E il Trinca. Uno sguardo alla classifica, e alla prima riga si legge Barcellona. Vorrei vedere: alla partita d’esordio, ad ogni cambio c’era un “ah, hanno preso anche lui?”. Si scende di una riga nella classifica e… ci si blocca e si legge bene per controllare, ché non può essere vero: con 6-2, c’è il Bayern.

Se pensiamo che fino a Wunderdirk Nowitzki (e anche un po’ dopo) il basket a quelle latitudini entusiasmava quanto da noi oggi le conferenze stampa di Conte, abbiamo una vaga idea dei margini per promuovere felicemente l’arancia a spicchi. In ogni caso, chapeau a Coach Trinchieri, altro ex milanese anche se mai sul pino principale, il quale oltre a costruire in poco tempo un’ottima macchina da gioco è riuscito contro il Real Madrid a farsi espellere in 3’ di partita. Pozzecco spostati.

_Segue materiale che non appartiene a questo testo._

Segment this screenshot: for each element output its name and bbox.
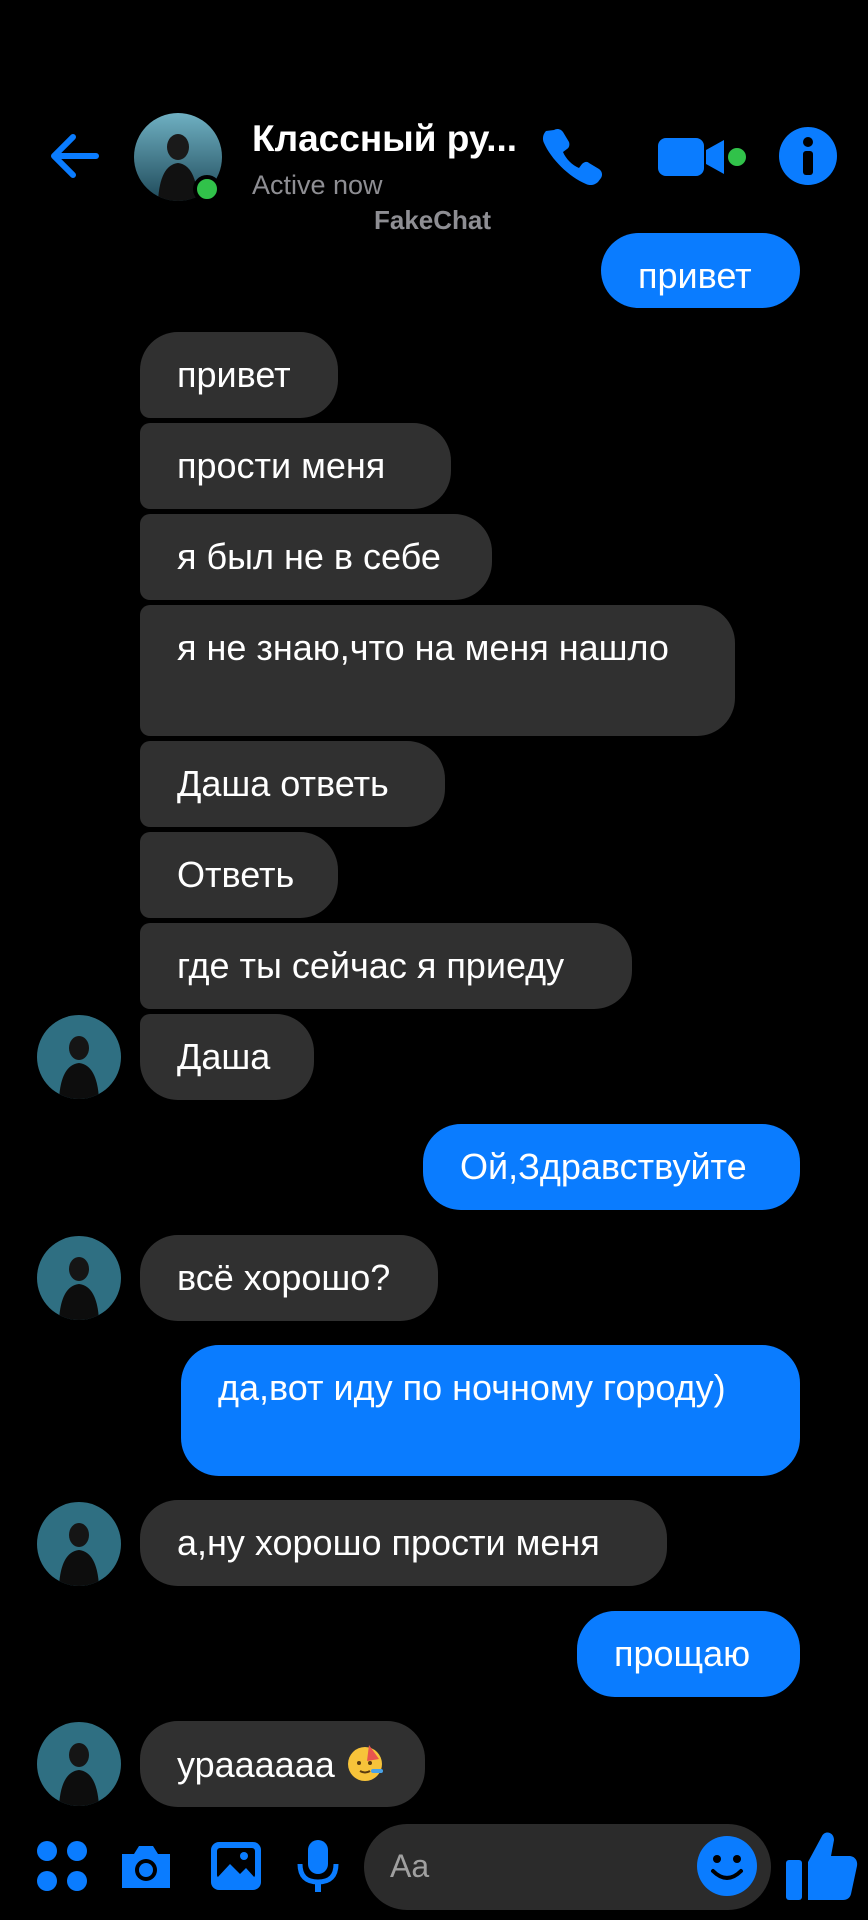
message-bubble-incoming[interactable]: где ты сейчас я приеду	[140, 923, 632, 1009]
message-text: привет	[177, 354, 291, 395]
message-text: урааааaa	[177, 1744, 335, 1785]
message-bubble-incoming[interactable]: я был не в себе	[140, 514, 492, 600]
arrow-left-icon	[51, 134, 99, 178]
microphone-icon	[297, 1840, 339, 1892]
info-button[interactable]	[776, 124, 840, 188]
message-bubble-outgoing[interactable]: Ой,Здравствуйте	[423, 1124, 800, 1210]
message-bubble-incoming[interactable]: я не знаю,что на меня нашло	[140, 605, 735, 736]
message-text: Даша ответь	[177, 763, 389, 804]
contact-avatar-small[interactable]	[37, 1502, 121, 1586]
call-button[interactable]	[540, 124, 604, 188]
back-button[interactable]	[46, 128, 102, 184]
message-bubble-incoming[interactable]: всё хорошо?	[140, 1235, 438, 1321]
like-button[interactable]	[784, 1824, 860, 1904]
video-call-button[interactable]	[656, 124, 748, 188]
message-bubble-incoming[interactable]: Даша	[140, 1014, 314, 1100]
video-camera-icon	[658, 138, 746, 176]
online-status-dot	[193, 175, 221, 203]
apps-button[interactable]	[32, 1836, 92, 1896]
message-input-placeholder: Aa	[390, 1848, 430, 1884]
message-text: прощаю	[614, 1633, 751, 1674]
message-text: я был не в себе	[177, 536, 441, 577]
message-bubble-incoming[interactable]: привет	[140, 332, 338, 418]
contact-name[interactable]: Классный ру...	[252, 118, 517, 160]
message-text: привет	[638, 255, 752, 296]
watermark: FakeChat	[374, 205, 492, 235]
message-bubble-incoming[interactable]: прости меня	[140, 423, 451, 509]
message-text: всё хорошо?	[177, 1257, 391, 1298]
party-face-emoji	[347, 1745, 383, 1781]
message-bubble-incoming[interactable]: а,ну хорошо прости меня	[140, 1500, 667, 1586]
voice-message-button[interactable]	[288, 1836, 348, 1896]
camera-icon	[122, 1846, 170, 1888]
message-bubble-outgoing[interactable]: привет	[601, 233, 800, 308]
four-dots-icon	[37, 1841, 87, 1891]
contact-avatar-small[interactable]	[37, 1015, 121, 1099]
smiley-icon	[697, 1836, 757, 1896]
message-bubble-incoming[interactable]: Ответь	[140, 832, 338, 918]
message-text: а,ну хорошо прости меня	[177, 1522, 600, 1563]
message-text: прости меня	[177, 445, 386, 486]
gallery-button[interactable]	[206, 1836, 266, 1896]
contact-avatar-small[interactable]	[37, 1722, 121, 1806]
thumbs-up-icon	[786, 1832, 858, 1900]
active-status: Active now	[252, 170, 383, 200]
image-icon	[211, 1842, 261, 1890]
message-text: да,вот иду по ночному городу)	[218, 1367, 726, 1408]
message-bubble-incoming[interactable]: урааааaa	[140, 1721, 425, 1807]
message-text: Даша	[177, 1036, 271, 1077]
message-text: Ой,Здравствуйте	[460, 1146, 747, 1187]
info-icon	[779, 127, 837, 185]
message-text: где ты сейчас я приеду	[177, 945, 565, 986]
message-text: я не знаю,что на меня нашло	[177, 627, 669, 668]
message-bubble-outgoing[interactable]: прощаю	[577, 1611, 800, 1697]
message-text: Ответь	[177, 854, 295, 895]
contact-avatar-small[interactable]	[37, 1236, 121, 1320]
emoji-button[interactable]	[694, 1833, 760, 1899]
phone-icon	[542, 128, 603, 186]
message-bubble-incoming[interactable]: Даша ответь	[140, 741, 445, 827]
message-input[interactable]: Aa	[364, 1824, 771, 1910]
camera-button[interactable]	[116, 1836, 176, 1896]
message-bubble-outgoing[interactable]: да,вот иду по ночному городу)	[181, 1345, 800, 1476]
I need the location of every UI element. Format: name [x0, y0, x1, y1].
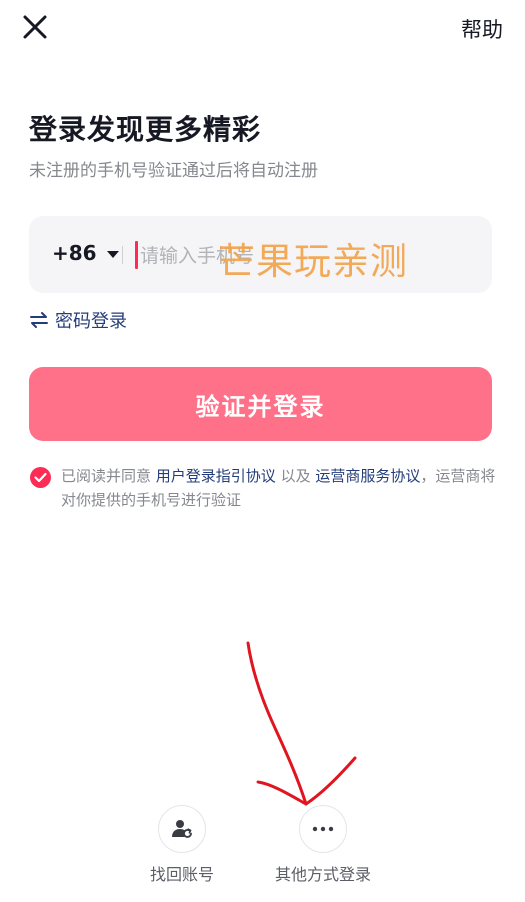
agreement-connector: 以及: [275, 467, 316, 485]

I soliti simpaticoni. Questo scorcio di stagione mi ha già regalato enormi soddisfazioni.

Prima Ataman in versione mechata bionda, sempre simpatico quanto dei calzini bagnati in una passeggiata a gennaio, il quale -dimentico del suo budget da 24 milioni contro gli scarsi 12 dello Zalgiris (dato 2019/20) e dell’invereconda “nazionalizzazione turca” di Shane Larkin- versa lacrime sulla lesione all’equità competitiva dopo la sconfitta alla Zalgirio Arena, perché …la partita si è disputata alla presenza del pubblico (!).

Poi Rudy Fernandez, a sua volta piacevole come l’ormai celebre cocktail di sonnifero e lassativo, che su un contatto con Datome si tuffa, senza però impietosire l’arbitro: Gigione nazionale non batte ciglio, segna, si volta verso di lui e gli fa ripetutamente il gesto di rialzarsi (che, confesso, ho rivisto in loop per 8 ore filate).

Ci manca che Trinchieri scappi con la moglie di Rudy, e per me la stagione può anche finire il giorno dopo. Raggi di sole.